Method 1: Direct Creation

  1. From the main Dashboard, click on Billing.

    On the left menu panel, go to Claims.

    Click on +New Claim and fill out the modal with the required information.

    Copy from logic:

    The claim form adheres to CMS-1500 standards, limiting each claim to 6 service lines. Multiple claims are needed for billing more than 6 visits.
    • Same Client: If copying from a previous claim for the same client, almost all data is duplicated (Diagnoses, Payer, Facility, etc.).
    • Different Client: If you copy from a claim belonging to a different client, the system only copies administrative and provider fields to prevent data leaks:
      • Federal Tax ID (TIN)
      • Accept Assignment status
      • Facility Information
      • Billing Provider details
  2. Once done, click on Continue to see the Claim Form on the next screen.
  3. All commonly required fields are highlighted in yellow, but it's better to fill out the claim form as completely as you can.

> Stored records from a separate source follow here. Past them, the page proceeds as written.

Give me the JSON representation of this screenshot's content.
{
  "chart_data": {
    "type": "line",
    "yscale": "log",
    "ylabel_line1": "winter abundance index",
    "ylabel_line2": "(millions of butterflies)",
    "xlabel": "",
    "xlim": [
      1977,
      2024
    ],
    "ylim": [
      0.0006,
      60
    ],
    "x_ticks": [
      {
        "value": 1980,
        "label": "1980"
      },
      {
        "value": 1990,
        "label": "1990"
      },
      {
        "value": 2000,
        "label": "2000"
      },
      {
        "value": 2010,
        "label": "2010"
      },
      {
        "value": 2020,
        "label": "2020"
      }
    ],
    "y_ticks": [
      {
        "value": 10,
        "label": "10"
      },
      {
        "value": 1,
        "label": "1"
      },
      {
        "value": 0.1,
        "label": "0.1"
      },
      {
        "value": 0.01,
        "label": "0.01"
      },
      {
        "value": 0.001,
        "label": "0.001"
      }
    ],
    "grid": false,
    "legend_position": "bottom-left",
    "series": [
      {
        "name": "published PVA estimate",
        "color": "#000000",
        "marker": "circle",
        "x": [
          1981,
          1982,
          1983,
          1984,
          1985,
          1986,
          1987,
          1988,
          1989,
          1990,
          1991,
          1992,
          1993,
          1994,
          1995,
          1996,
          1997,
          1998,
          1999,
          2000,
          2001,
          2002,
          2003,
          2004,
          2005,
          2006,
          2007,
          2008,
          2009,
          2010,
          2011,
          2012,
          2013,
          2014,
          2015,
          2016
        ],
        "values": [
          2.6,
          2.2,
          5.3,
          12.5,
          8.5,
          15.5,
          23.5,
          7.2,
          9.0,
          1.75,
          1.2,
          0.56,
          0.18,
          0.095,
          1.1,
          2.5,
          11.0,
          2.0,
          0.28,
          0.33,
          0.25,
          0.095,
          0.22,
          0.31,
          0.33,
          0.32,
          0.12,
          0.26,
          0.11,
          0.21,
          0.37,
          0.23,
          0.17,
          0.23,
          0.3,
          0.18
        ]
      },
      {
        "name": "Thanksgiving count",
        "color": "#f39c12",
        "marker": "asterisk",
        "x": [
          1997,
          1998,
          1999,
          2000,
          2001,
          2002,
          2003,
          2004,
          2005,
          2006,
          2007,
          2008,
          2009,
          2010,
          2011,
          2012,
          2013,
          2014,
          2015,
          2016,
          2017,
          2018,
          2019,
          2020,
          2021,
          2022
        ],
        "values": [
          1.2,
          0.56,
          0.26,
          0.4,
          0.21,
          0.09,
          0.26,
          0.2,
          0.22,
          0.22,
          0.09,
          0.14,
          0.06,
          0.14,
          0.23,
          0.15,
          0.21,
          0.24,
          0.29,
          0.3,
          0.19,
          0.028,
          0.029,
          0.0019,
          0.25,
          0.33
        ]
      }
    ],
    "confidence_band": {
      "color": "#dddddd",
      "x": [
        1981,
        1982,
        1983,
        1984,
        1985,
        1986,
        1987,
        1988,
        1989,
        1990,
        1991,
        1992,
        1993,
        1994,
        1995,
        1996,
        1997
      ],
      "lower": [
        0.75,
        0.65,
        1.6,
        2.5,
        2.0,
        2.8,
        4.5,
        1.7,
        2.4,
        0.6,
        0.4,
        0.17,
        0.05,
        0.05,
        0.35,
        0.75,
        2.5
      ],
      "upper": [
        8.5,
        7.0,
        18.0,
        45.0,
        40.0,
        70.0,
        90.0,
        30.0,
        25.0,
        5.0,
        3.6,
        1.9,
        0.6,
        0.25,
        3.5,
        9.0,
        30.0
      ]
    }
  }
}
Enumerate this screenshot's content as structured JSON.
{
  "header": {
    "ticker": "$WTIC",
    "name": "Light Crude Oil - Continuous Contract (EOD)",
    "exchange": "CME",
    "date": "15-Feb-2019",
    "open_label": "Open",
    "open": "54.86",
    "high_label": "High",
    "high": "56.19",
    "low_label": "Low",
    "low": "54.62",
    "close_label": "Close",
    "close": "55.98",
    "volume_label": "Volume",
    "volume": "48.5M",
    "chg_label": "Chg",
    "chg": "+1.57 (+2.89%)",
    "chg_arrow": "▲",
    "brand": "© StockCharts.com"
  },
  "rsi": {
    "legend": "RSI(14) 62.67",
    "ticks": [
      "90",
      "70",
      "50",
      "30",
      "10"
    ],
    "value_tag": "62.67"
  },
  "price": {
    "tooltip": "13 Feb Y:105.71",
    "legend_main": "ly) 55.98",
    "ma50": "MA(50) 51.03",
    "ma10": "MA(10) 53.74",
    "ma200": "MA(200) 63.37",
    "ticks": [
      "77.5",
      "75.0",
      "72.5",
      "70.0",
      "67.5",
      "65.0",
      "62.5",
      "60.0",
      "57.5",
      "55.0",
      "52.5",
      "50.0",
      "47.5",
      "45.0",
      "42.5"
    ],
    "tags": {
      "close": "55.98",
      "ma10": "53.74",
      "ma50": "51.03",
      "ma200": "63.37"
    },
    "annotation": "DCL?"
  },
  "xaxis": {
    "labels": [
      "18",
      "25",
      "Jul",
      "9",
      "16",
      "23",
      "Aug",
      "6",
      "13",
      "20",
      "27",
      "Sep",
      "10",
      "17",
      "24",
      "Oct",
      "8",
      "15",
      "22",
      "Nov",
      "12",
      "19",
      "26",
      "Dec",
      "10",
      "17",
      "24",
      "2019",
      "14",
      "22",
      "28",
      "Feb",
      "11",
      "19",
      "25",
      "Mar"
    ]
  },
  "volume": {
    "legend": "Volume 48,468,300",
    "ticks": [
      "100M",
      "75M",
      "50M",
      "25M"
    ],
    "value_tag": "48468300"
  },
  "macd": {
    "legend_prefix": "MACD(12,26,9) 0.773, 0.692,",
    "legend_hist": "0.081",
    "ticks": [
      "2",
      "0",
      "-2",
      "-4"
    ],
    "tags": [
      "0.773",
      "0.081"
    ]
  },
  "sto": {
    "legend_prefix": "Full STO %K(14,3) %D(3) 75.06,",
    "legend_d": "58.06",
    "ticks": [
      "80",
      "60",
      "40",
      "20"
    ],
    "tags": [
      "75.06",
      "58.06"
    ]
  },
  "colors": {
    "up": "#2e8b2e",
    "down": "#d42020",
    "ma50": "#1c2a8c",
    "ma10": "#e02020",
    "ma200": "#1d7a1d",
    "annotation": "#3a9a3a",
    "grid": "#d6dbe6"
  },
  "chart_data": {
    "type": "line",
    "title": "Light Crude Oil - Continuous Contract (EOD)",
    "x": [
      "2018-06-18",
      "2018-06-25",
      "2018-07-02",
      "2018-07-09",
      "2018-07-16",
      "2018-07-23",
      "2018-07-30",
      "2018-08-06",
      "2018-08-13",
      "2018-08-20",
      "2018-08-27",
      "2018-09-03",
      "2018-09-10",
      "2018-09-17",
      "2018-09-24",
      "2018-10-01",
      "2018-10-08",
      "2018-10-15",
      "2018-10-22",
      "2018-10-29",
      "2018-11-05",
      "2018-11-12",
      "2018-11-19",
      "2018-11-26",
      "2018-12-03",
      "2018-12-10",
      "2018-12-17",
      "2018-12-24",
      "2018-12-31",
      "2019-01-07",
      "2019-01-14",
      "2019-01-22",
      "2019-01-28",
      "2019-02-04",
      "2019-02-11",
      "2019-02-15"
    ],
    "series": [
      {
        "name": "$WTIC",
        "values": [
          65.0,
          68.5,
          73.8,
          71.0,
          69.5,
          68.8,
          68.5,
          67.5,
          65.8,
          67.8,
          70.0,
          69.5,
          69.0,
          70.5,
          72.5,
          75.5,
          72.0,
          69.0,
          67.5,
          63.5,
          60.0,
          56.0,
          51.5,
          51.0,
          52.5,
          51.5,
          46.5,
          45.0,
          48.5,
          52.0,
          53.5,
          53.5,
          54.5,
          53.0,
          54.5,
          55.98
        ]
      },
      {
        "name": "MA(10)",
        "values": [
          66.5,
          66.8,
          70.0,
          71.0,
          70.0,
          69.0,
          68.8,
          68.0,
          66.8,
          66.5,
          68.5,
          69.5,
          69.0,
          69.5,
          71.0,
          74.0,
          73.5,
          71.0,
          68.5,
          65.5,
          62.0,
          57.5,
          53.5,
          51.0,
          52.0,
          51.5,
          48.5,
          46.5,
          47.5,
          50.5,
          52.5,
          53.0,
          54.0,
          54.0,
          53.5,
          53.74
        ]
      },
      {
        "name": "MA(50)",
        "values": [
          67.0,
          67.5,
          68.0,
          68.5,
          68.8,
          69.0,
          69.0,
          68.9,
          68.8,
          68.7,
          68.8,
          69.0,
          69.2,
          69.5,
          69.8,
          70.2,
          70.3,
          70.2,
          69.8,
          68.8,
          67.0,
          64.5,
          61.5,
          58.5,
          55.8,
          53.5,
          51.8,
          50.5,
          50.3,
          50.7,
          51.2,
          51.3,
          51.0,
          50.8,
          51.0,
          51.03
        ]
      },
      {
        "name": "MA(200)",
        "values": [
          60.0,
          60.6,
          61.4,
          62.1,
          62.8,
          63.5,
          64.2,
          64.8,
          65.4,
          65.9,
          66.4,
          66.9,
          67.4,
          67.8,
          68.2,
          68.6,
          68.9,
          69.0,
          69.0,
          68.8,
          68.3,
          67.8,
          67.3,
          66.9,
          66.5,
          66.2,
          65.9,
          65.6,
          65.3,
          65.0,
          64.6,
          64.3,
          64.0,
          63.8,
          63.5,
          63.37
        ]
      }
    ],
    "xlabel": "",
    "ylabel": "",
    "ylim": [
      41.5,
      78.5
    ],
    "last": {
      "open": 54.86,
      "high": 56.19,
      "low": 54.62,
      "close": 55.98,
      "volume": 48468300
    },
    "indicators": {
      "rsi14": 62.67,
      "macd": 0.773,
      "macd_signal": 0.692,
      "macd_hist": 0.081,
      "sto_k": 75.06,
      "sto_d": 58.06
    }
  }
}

  4. Click on the Submit button on the right corner and confirm the submission in the pop-up.

Method 2: From Billable Visits

Before you can start a claim from a visit, that visit must first have a duration (as a result of having a End Date and/or End Time).

Billing Context:

  1. Navigate to Billing → Visits.
  2. On the right-side row actions, click on Billing and select Create Claim.

Client Context

  1. Navigate to Clients and choose a client profile.
  2. Switch to the Visits tab and click on Billing from the row actions.
  3. Choose Create Claim.

Both would open the Visit Billing modal with option to select up to 6 visits (each getting a service line) to use a blank or an invoice template.

Selectable Visits

The list automatically filters to show only relevant visits.

To appear in this list, a visit must:

  • Match Context: Belong to the same Client (Journey) and Provider.
  • Valid Status: Be Scheduled  , Confirmed, or Completed.
  • Billable: Have a billing status that is not Not Billable.
  • The visit must not already be attached to an existing claim.

Visit & Service Mapping Logic

When generating a claim from selected visits, on the claim form:

  • Each selected visit (up to 6) creates one service line, showing Date of Service
  • Service Code selection becomes available after choosing a Payer (If any Covered Services were added to the selected payer)
  • Units calculate automatically based on visit duration:
    • Time-Based: Uses the Medicaid 8-minute rule. See Time-Based Services for more information.
    • Quantity-Based: Defaults to 1 unit.
  • Amount = Units for the visit × Service Rate

See Covered Services for unit calculation logic and how services map to the CMS-1500 form.